Hello,

As indicated in the telecon, here is a mail full of whitespaces and line breaks.

The issues with whitespaces and line breaks are multiple.

Wording:

- We are not consistent about the spelling of whitespace - Editorial PR https://github.com/cplusplus/draft/pull/4557

- We are not consistent about using "whitespace character" or just "whitespace". I believe the solution here would be to make whitespace a grammar term

- We should use the unicode name, in upper case to spell the various whitespaces when they are mentioned

- new-line is sometimes a grammar term, sometimes not

I believe the solution for all of these issues is to introduce and use grammar terms for both new-line and whitespaces

Unicode whitespaces and newlines

The list of new lines is as follows

LF: Line Feed, U+000A
VT: Vertical Tab, U+000B
FF: Form Feed, U+000C
CR: Carriage Return, U+000D
CR+LF: CR (U+000D) followed by LF (U+000A)
NEL: Next Line, U+0085
LS: Line Separator, U+2028
PS: Paragraph Separator, U+2029

The list of additional whitespaces is as follow

U+0009 HORIZONTAL TAB
U+0020 SPACE
U+200E LEFT-TO-RIGHT MARK
U+200F RIGHT-TO-LEFT MARK

The whitespaces not supported by C++ are in bold.
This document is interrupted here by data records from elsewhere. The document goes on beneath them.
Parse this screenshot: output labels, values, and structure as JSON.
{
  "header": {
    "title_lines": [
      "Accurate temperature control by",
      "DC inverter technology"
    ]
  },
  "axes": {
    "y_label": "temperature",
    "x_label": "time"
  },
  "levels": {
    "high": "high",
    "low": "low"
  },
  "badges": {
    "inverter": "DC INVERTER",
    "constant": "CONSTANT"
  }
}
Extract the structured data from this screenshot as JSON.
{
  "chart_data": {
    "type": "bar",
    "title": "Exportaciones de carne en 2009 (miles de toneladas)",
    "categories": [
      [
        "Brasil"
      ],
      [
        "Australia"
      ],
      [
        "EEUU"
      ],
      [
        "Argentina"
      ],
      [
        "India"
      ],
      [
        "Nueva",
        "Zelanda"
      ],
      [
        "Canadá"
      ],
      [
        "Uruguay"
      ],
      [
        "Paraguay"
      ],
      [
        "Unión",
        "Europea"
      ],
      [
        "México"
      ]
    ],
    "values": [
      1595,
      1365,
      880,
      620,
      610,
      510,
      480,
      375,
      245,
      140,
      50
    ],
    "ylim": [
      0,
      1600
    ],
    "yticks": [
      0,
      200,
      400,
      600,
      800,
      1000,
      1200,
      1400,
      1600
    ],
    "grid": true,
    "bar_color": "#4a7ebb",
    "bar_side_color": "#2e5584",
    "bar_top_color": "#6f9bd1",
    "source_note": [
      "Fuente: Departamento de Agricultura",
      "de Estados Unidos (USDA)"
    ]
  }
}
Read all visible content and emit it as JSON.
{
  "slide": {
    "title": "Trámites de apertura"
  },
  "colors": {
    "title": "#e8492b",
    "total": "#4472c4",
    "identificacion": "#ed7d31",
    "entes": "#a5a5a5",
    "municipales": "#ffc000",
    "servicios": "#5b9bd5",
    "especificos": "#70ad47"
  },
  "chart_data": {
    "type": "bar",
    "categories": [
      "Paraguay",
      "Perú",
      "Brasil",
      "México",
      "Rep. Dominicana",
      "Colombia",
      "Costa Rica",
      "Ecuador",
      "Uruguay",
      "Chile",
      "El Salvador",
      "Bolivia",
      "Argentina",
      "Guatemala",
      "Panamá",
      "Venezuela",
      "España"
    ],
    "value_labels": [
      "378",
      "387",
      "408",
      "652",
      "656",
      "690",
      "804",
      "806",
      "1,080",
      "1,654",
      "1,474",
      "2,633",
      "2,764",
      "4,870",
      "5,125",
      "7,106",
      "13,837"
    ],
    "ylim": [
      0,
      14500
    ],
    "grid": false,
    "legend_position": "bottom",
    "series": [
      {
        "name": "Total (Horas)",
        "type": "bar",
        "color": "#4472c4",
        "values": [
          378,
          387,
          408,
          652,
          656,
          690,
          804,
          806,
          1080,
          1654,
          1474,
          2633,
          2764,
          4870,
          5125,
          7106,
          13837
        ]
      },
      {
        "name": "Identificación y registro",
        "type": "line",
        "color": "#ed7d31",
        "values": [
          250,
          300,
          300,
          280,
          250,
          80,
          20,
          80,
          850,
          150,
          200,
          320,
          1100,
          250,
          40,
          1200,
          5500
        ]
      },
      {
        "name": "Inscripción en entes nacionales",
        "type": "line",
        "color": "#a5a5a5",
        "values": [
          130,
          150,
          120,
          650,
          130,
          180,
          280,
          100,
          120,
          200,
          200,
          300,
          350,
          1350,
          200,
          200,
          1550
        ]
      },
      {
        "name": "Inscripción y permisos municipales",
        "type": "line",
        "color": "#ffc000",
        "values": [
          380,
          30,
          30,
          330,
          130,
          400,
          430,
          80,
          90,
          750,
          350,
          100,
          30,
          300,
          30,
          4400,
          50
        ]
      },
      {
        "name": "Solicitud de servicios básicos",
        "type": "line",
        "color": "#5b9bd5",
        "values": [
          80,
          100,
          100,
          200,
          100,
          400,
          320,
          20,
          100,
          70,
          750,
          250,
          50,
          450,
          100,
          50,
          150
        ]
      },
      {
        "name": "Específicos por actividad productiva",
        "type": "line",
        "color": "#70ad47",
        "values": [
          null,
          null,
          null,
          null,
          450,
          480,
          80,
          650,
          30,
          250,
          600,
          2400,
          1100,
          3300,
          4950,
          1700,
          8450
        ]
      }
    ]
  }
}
That list poses some challenges for C++ and implementations

These additional whitespaces are not in the basic latin block, which would require implementations to expect arbitrary unicode in places where they might not currently.

I am not sure that the cost/benefit ratio justifies adding these characters.

Furthermore, i think it would be ill-advised to consider LTM and RTM in C++ as these change

the directionality of text. Which, as sensible as it is in multilingual prose poses interesting challenges in C++, challenges which have already been discussed in the context of UAX31.

NEL is of coursed used by ebcdic but could be mapped in phase 1 to LF as is recommended by

UTF-EBCDIC

As such, I do not think extending the set of new lines and whitespaces has much value.

New lines

There is, however, a catch there. There always is.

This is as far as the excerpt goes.